In the theory of generative grammar, the surface structure of a sentence is a mental representation that contains all the elements of the spoken sentence in the order in which they are spoken.

In the transformational theory introduced by Noam Chomsky in Aspects of the Theory of Syntax (1965), there are two internal levels, deep structure and surface structure. The deep structure represents the semantics, and chooses words from the lexicon, and a series of transformations, or rules of syntax, converts it into the surface structure. It is the surface structure that gets converted directly into phonetic form by the rules of phonology of the language.

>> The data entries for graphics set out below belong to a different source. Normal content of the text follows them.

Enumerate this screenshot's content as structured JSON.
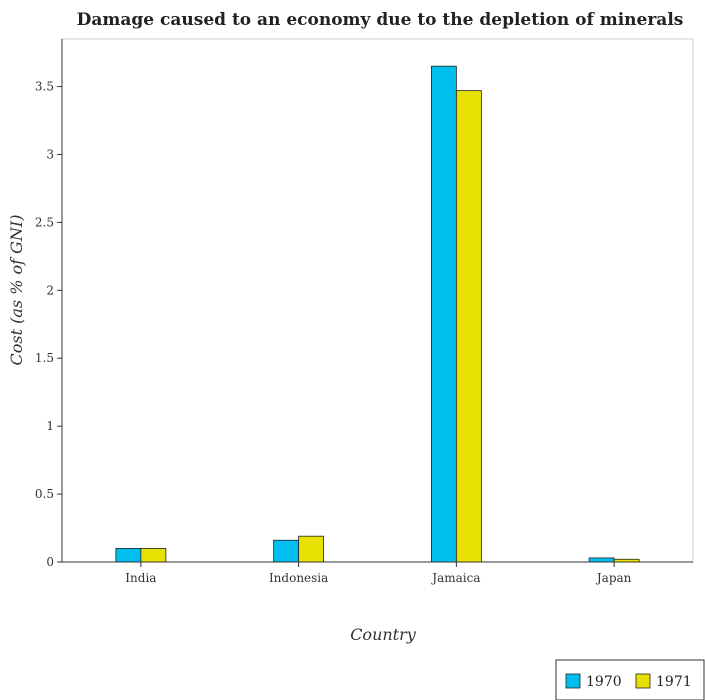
{
  "chart_data": {
    "type": "bar",
    "title": "Damage caused to an economy due to the depletion of minerals",
    "xlabel": "Country",
    "ylabel": "Cost (as % of GNI)",
    "categories": [
      "India",
      "Indonesia",
      "Jamaica",
      "Japan"
    ],
    "series": [
      {
        "name": "1970",
        "color": "#00bfef",
        "values": [
          0.1,
          0.16,
          3.65,
          0.03
        ]
      },
      {
        "name": "1971",
        "color": "#e8e000",
        "values": [
          0.1,
          0.19,
          3.47,
          0.02
        ]
      }
    ],
    "ylim": [
      0,
      3.85
    ],
    "yticks": [
      0,
      0.5,
      1,
      1.5,
      2,
      2.5,
      3,
      3.5
    ],
    "ytick_labels": [
      "0",
      "0.5",
      "1",
      "1.5",
      "2",
      "2.5",
      "3",
      "3.5"
    ],
    "grid": false,
    "legend_position": "bottom-right"
  }
}
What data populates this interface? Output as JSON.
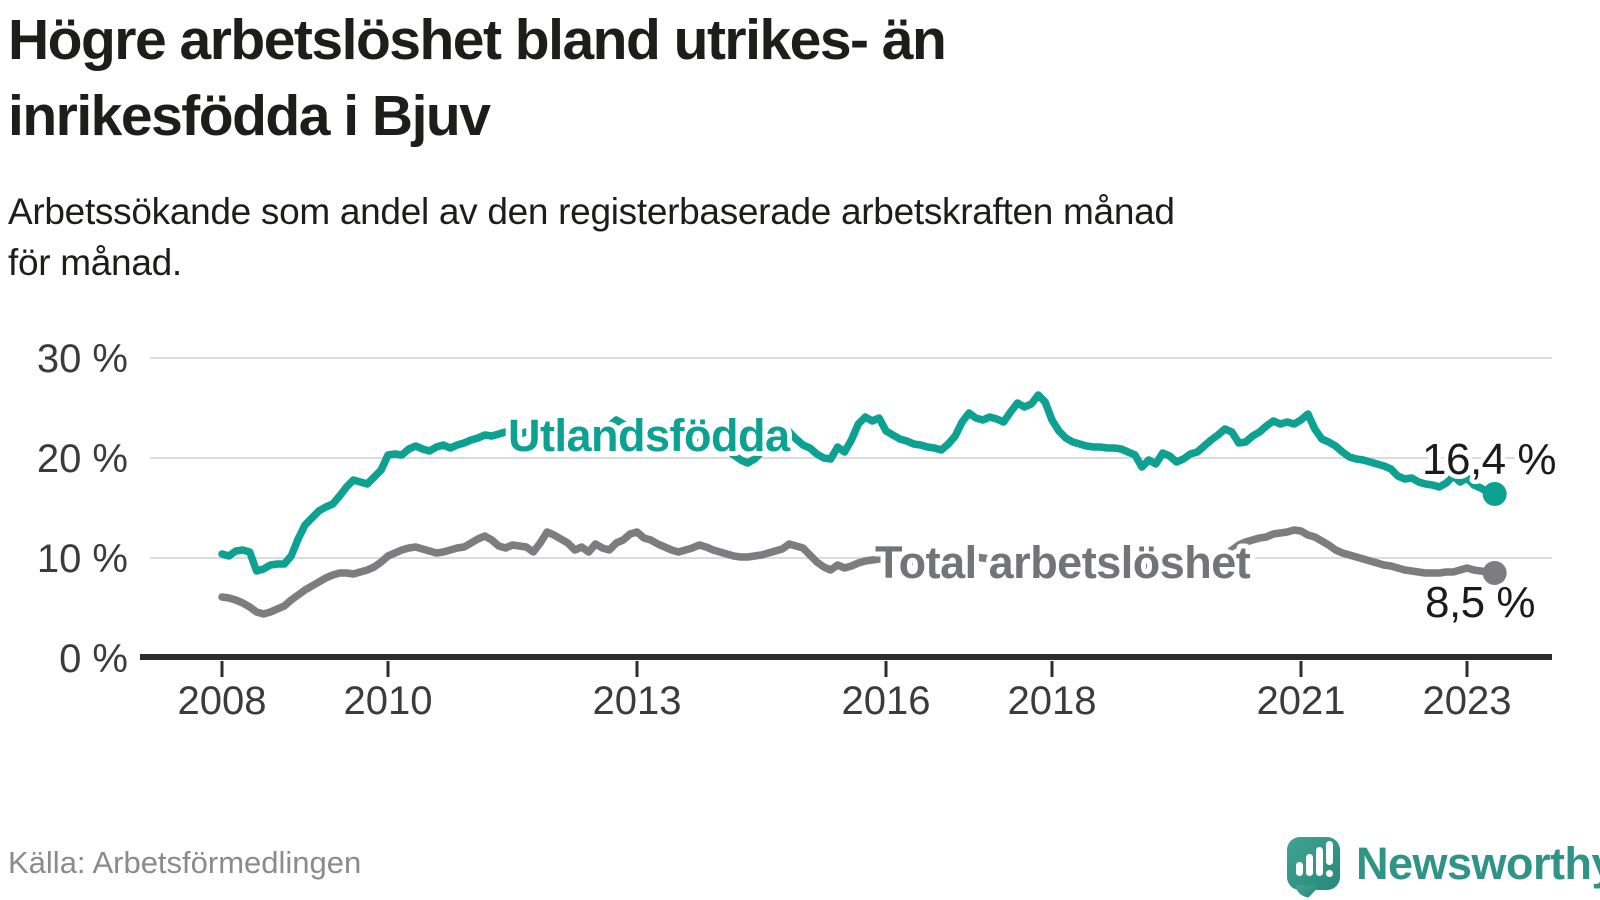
{
  "page": {
    "title_lines": [
      "Högre arbetslöshet bland utrikes- än",
      "inrikesfödda i Bjuv"
    ],
    "subtitle_lines": [
      "Arbetssökande som andel av den registerbaserade arbetskraften månad",
      "för månad."
    ],
    "source": "Källa: Arbetsförmedlingen",
    "brand": "Newsworthy"
  },
  "colors": {
    "teal": "#0CA191",
    "gray_line": "#7C7C81",
    "gray_label": "#73737A",
    "title_text": "#1D1D1B",
    "axis": "#2D2D2D",
    "tick_text": "#3B3B3B",
    "grid": "#DCDCDC",
    "value_text": "#1B1B1B",
    "source_text": "#8B8B8B",
    "brand_teal": "#2F9386",
    "icon_teal_light": "#41A391",
    "icon_teal_dark": "#27897B"
  },
  "chart_data": {
    "type": "line",
    "title": "Arbetssökande som andel av den registerbaserade arbetskraften månad för månad",
    "xlabel": "",
    "ylabel": "%",
    "grid": "horizontal",
    "legend_position": "inline-labels",
    "x": {
      "start_year": 2008,
      "points_per_year": 12,
      "end_label_year_approx": 2023.33,
      "tick_years": [
        2008,
        2010,
        2013,
        2016,
        2018,
        2021,
        2023
      ]
    },
    "y": {
      "ticks": [
        0,
        10,
        20,
        30
      ],
      "tick_labels": [
        "0 %",
        "10 %",
        "20 %",
        "30 %"
      ],
      "range": [
        0,
        30
      ]
    },
    "series": [
      {
        "name": "Utlandsfödda",
        "color": "#0CA191",
        "end_value": 16.4,
        "end_label": "16,4 %",
        "values": [
          10.4,
          10.2,
          10.7,
          10.8,
          10.6,
          8.7,
          8.9,
          9.3,
          9.4,
          9.4,
          10.2,
          11.9,
          13.3,
          14.0,
          14.7,
          15.1,
          15.4,
          16.2,
          17.1,
          17.8,
          17.6,
          17.4,
          18.1,
          18.8,
          20.3,
          20.4,
          20.3,
          20.9,
          21.2,
          20.9,
          20.7,
          21.1,
          21.3,
          21.0,
          21.3,
          21.5,
          21.8,
          22.0,
          22.3,
          22.2,
          22.4,
          22.6,
          22.5,
          22.4,
          22.6,
          22.8,
          22.6,
          22.4,
          22.2,
          22.4,
          22.6,
          22.4,
          22.2,
          22.0,
          22.3,
          22.6,
          23.2,
          23.8,
          23.4,
          22.8,
          22.4,
          22.6,
          22.3,
          22.0,
          21.8,
          21.6,
          21.8,
          22.0,
          21.7,
          21.5,
          21.3,
          21.2,
          21.0,
          20.8,
          20.3,
          19.8,
          19.5,
          19.9,
          20.6,
          21.6,
          22.8,
          23.2,
          22.6,
          21.9,
          21.3,
          21.0,
          20.4,
          20.0,
          19.9,
          21.1,
          20.6,
          21.8,
          23.4,
          24.1,
          23.7,
          24.0,
          22.7,
          22.3,
          21.9,
          21.7,
          21.4,
          21.3,
          21.1,
          21.0,
          20.8,
          21.4,
          22.2,
          23.6,
          24.5,
          24.0,
          23.8,
          24.1,
          23.9,
          23.6,
          24.6,
          25.5,
          25.1,
          25.4,
          26.3,
          25.6,
          23.8,
          22.7,
          22.0,
          21.6,
          21.4,
          21.2,
          21.1,
          21.1,
          21.0,
          21.0,
          20.9,
          20.6,
          20.3,
          19.1,
          19.8,
          19.4,
          20.5,
          20.2,
          19.6,
          19.9,
          20.4,
          20.6,
          21.2,
          21.8,
          22.3,
          22.9,
          22.6,
          21.5,
          21.6,
          22.2,
          22.6,
          23.2,
          23.7,
          23.4,
          23.6,
          23.4,
          23.8,
          24.4,
          22.9,
          21.9,
          21.6,
          21.2,
          20.6,
          20.1,
          19.9,
          19.8,
          19.6,
          19.4,
          19.2,
          18.9,
          18.2,
          17.9,
          18.0,
          17.6,
          17.4,
          17.3,
          17.1,
          17.5,
          18.2,
          17.6,
          18.0,
          17.3,
          17.0,
          16.6,
          16.4
        ]
      },
      {
        "name": "Total arbetslöshet",
        "color": "#7C7C81",
        "end_value": 8.5,
        "end_label": "8,5 %",
        "values": [
          6.1,
          6.0,
          5.8,
          5.5,
          5.1,
          4.6,
          4.4,
          4.6,
          4.9,
          5.2,
          5.8,
          6.3,
          6.8,
          7.2,
          7.6,
          8.0,
          8.3,
          8.5,
          8.5,
          8.4,
          8.6,
          8.8,
          9.1,
          9.6,
          10.2,
          10.5,
          10.8,
          11.0,
          11.1,
          10.9,
          10.7,
          10.5,
          10.6,
          10.8,
          11.0,
          11.1,
          11.5,
          11.9,
          12.2,
          11.8,
          11.2,
          11.0,
          11.3,
          11.2,
          11.1,
          10.6,
          11.5,
          12.6,
          12.3,
          11.9,
          11.5,
          10.8,
          11.1,
          10.6,
          11.4,
          11.0,
          10.8,
          11.5,
          11.8,
          12.4,
          12.6,
          12.0,
          11.8,
          11.4,
          11.1,
          10.8,
          10.6,
          10.8,
          11.0,
          11.3,
          11.1,
          10.8,
          10.6,
          10.4,
          10.2,
          10.1,
          10.1,
          10.2,
          10.3,
          10.5,
          10.7,
          10.9,
          11.4,
          11.2,
          11.0,
          10.3,
          9.6,
          9.1,
          8.8,
          9.3,
          9.0,
          9.2,
          9.5,
          9.7,
          9.8,
          9.9,
          10.0,
          10.1,
          10.0,
          9.8,
          9.7,
          9.6,
          9.6,
          9.5,
          9.6,
          9.7,
          9.9,
          10.1,
          10.2,
          10.1,
          10.0,
          9.9,
          9.8,
          9.7,
          9.8,
          9.9,
          9.9,
          10.0,
          10.1,
          10.0,
          9.9,
          9.8,
          9.7,
          9.6,
          9.5,
          9.4,
          9.4,
          9.4,
          9.3,
          9.3,
          9.3,
          9.2,
          9.2,
          9.1,
          9.1,
          9.1,
          9.2,
          9.2,
          9.3,
          9.4,
          9.4,
          9.5,
          9.6,
          9.7,
          9.8,
          10.2,
          10.8,
          11.3,
          11.6,
          11.8,
          12.0,
          12.1,
          12.4,
          12.5,
          12.6,
          12.8,
          12.7,
          12.3,
          12.1,
          11.7,
          11.3,
          10.8,
          10.5,
          10.3,
          10.1,
          9.9,
          9.7,
          9.5,
          9.3,
          9.2,
          9.0,
          8.8,
          8.7,
          8.6,
          8.5,
          8.5,
          8.5,
          8.6,
          8.6,
          8.8,
          9.0,
          8.8,
          8.7,
          8.6,
          8.5
        ]
      }
    ]
  }
}
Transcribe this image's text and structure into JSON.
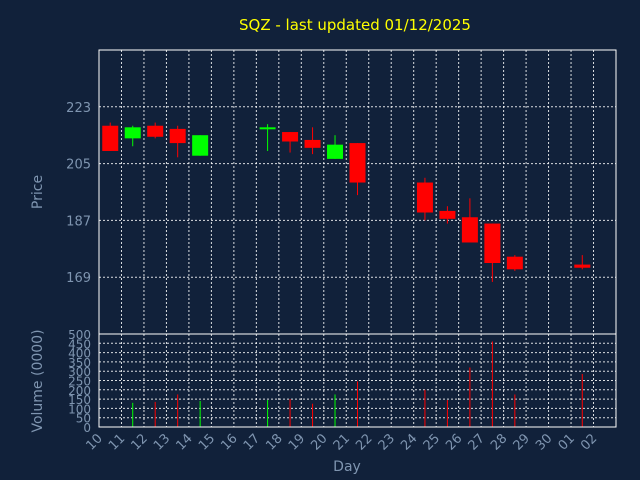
{
  "title": "SQZ - last updated 01/12/2025",
  "chart_data": [
    {
      "type": "candlestick",
      "ylabel": "Price",
      "ylim": [
        151,
        241
      ],
      "yticks": [
        169,
        187,
        205,
        223
      ],
      "up_color": "#00ff00",
      "down_color": "#ff0000",
      "grid": true,
      "x": [
        "10",
        "11",
        "12",
        "13",
        "14",
        "17",
        "18",
        "19",
        "20",
        "21",
        "24",
        "25",
        "26",
        "27",
        "28",
        "01"
      ],
      "open": [
        217.0,
        213.0,
        217.0,
        216.0,
        207.5,
        216.0,
        215.0,
        212.5,
        206.5,
        211.5,
        199.0,
        190.0,
        188.0,
        186.0,
        175.5,
        173.0
      ],
      "high": [
        218.0,
        217.0,
        218.0,
        217.0,
        214.0,
        217.5,
        215.0,
        216.5,
        214.0,
        211.5,
        200.5,
        191.5,
        194.0,
        186.0,
        176.0,
        176.0
      ],
      "low": [
        209.0,
        210.5,
        213.0,
        207.0,
        207.5,
        209.0,
        208.5,
        208.0,
        206.5,
        195.0,
        187.0,
        186.0,
        180.0,
        167.5,
        171.0,
        171.5
      ],
      "close": [
        209.0,
        216.5,
        213.5,
        211.5,
        214.0,
        216.5,
        212.0,
        210.0,
        211.0,
        199.0,
        189.5,
        187.5,
        180.0,
        173.5,
        171.5,
        172.0
      ]
    },
    {
      "type": "bar",
      "ylabel": "Volume (0000)",
      "xlabel": "Day",
      "ylim": [
        0,
        500
      ],
      "yticks": [
        0,
        50,
        100,
        150,
        200,
        250,
        300,
        350,
        400,
        450,
        500
      ],
      "x_tick_labels": [
        "10",
        "11",
        "12",
        "13",
        "14",
        "15",
        "16",
        "17",
        "18",
        "19",
        "20",
        "21",
        "22",
        "23",
        "24",
        "25",
        "26",
        "27",
        "28",
        "29",
        "30",
        "01",
        "02"
      ],
      "x": [
        "10",
        "11",
        "12",
        "13",
        "14",
        "17",
        "18",
        "19",
        "20",
        "21",
        "24",
        "25",
        "26",
        "27",
        "28",
        "01"
      ],
      "values": [
        0,
        130,
        135,
        175,
        140,
        145,
        150,
        125,
        175,
        245,
        200,
        145,
        320,
        460,
        175,
        285
      ],
      "colors": [
        "#ff0000",
        "#00ff00",
        "#ff0000",
        "#ff0000",
        "#00ff00",
        "#00ff00",
        "#ff0000",
        "#ff0000",
        "#00ff00",
        "#ff0000",
        "#ff0000",
        "#ff0000",
        "#ff0000",
        "#ff0000",
        "#ff0000",
        "#ff0000"
      ],
      "grid": true
    }
  ]
}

For example, the semantic fact of dog biting man might be represented at a deep level by three elements DOG, BITE, MAN together with a logical nesting showing which is the verb, and which the subject and object. At the spoken level the two nouns need a determiner such as 'the', and the verb has to get a tense ('bites' or 'bit', or perhaps a compound like 'will have bitten'). If you're denying it you need to add a 'not' then transform it by inserting an auxiliary verb 'do', and making sure that that and not 'bite' gets the tense-marking ('did not bite', not 'do not bit'). If you're questioning the fact, you need to move something to the front of the sentence, either 'Did', or a word forming a wh question. The end result is a sentence like "Who didn't the dog bite?", which can be translated into phonetic values and articulated.

As his theories progressed in the 1970s, Chomsky dropped the condition that meaning was exclusively represented in deep structure, and also became unhappy with the unwanted implications of the words 'deep' and 'surface'. As he progressed in generalization, he adopted more abstract notation, calling the levels D-Structure and S-Structure.

In the Minimalist Program he has pursued from the 1990s, Chomsky finds no need for explicit D-Structure or S-Structure. A choice of words from the lexicon undergoes whatever is necessary to satisfy minimal constraints: such as that the word 'bite' knows it has two θ-roles it needs to fill, and the subject role has to be animate, and the object has to at least be concrete. Money can't bite anything, and dogs can't bite happiness. The lexical choice drives minimal operations needed to satisfy the constraints. The operations have to successfully converge on a Phonetic Form (PF), which is a structure in which every element is pronounceable; and also to a Logical Form (LF), which is the interface with non-linguistic mental operations such as hopes, fears, decisions, understanding, deduction, and will.

The point at which the two derivations part company, with phonological features preserved on the way to PF, and semantic properties preserved on the way to LF, is the level of description that was formerly regarded as the S-Structure. But in a logically minimalist sense, while there must be PF and LF, and must be some elementary operations such as Move and Merge, there is no requirement for some definite identifiable point at which the derivations split. The point of splitting for one sentence might be determined by something like a principle of least action acting on its components, and not bear any particular relation to how the components of a different sentence organize themselves. Chomsky now calls this level Spellout: it is the point where phonological information is stripped out of the branch of the derivation going towards LF.